Here the pages began to be crossed out, smudged and ripped. I flipped through the diary until I came across an entry written in red ink. I couldn't believe my eyes.

Aug. 2
Things are finally returning to normal. The money from the trust fund has made opening the clinic much easier. Now that everything is settled I can write this. If someone someday reads this they will know what really happened. I can't ever tell anyone, but it is burning inside me and I have to write.
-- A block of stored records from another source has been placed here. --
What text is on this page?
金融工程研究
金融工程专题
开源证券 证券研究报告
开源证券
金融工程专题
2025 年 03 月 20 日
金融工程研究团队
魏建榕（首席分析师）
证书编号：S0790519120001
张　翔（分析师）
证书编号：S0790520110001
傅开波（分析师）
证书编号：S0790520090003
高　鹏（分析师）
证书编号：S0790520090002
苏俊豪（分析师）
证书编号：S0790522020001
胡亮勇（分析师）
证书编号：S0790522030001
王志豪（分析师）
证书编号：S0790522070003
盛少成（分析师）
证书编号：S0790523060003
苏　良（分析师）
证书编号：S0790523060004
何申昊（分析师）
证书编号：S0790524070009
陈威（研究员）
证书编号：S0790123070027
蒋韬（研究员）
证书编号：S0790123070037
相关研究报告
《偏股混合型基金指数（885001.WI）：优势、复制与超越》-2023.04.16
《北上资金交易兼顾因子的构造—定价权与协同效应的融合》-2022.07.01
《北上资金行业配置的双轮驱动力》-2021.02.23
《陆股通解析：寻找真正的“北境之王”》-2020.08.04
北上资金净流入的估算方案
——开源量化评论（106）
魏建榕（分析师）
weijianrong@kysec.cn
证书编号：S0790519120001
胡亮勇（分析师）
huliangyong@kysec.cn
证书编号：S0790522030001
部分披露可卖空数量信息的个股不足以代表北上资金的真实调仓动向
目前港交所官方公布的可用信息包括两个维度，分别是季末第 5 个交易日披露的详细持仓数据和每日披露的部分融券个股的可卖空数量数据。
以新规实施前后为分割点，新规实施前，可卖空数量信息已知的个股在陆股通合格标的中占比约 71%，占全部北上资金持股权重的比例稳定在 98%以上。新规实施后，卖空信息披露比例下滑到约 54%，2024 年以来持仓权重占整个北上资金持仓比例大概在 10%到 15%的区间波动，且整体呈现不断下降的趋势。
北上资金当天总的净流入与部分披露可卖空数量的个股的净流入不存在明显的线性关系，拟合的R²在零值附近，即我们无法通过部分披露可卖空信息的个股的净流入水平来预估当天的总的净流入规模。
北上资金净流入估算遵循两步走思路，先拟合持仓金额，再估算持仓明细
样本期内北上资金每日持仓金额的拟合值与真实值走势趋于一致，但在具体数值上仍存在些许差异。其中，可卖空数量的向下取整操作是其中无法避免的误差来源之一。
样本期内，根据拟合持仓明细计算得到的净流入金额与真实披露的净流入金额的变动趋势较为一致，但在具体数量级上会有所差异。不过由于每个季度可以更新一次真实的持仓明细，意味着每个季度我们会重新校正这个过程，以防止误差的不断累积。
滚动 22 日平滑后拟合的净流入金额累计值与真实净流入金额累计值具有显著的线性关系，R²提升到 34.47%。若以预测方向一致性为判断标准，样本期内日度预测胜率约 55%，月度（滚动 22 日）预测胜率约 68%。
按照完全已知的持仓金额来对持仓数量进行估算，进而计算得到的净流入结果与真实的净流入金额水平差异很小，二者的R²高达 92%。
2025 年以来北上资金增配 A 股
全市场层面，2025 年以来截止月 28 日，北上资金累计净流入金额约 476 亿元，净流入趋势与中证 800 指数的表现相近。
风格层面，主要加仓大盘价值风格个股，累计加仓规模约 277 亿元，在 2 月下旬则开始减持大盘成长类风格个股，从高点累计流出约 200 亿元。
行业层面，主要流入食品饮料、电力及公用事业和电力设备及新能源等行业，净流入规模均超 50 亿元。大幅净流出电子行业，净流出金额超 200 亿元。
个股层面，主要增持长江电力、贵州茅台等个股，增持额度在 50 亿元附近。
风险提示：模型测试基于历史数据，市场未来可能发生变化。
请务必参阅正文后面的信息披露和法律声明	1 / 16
Today is the second of the month, the anniversary of Sam's death. Every second day of the month I bring flowers to the bridge. It's something I hate to do, but it's the least I can do for a relative I, as good as, murdered. I always knew I'd be good at inventing medicines, and the one I used in Sam's tea and coffee to keep his memory blocked and brain foggy proved it. I even managed to convince Aunt Constance and Uncle Matthew. I feel horrible about that. After all I deprived them of a nephew. When Aunt Constance had seen the policeman at the door she went white as her fine linen table cloth - but when she saw the watch in his hand she collapsed with a look of utter horror. Apparently, the watch had belonged to my father. The body had belonged to Sam. I had hoped he'd simply run away and not killed himself, but it had to be done. After all, I had to open the clinic, and I needed the inheritance to do it.

From here on it became blurred again, all except for the name and address. The name didn't ring a bell, but the address sure did. It all happened right here. Here in my home, my own, sweet home.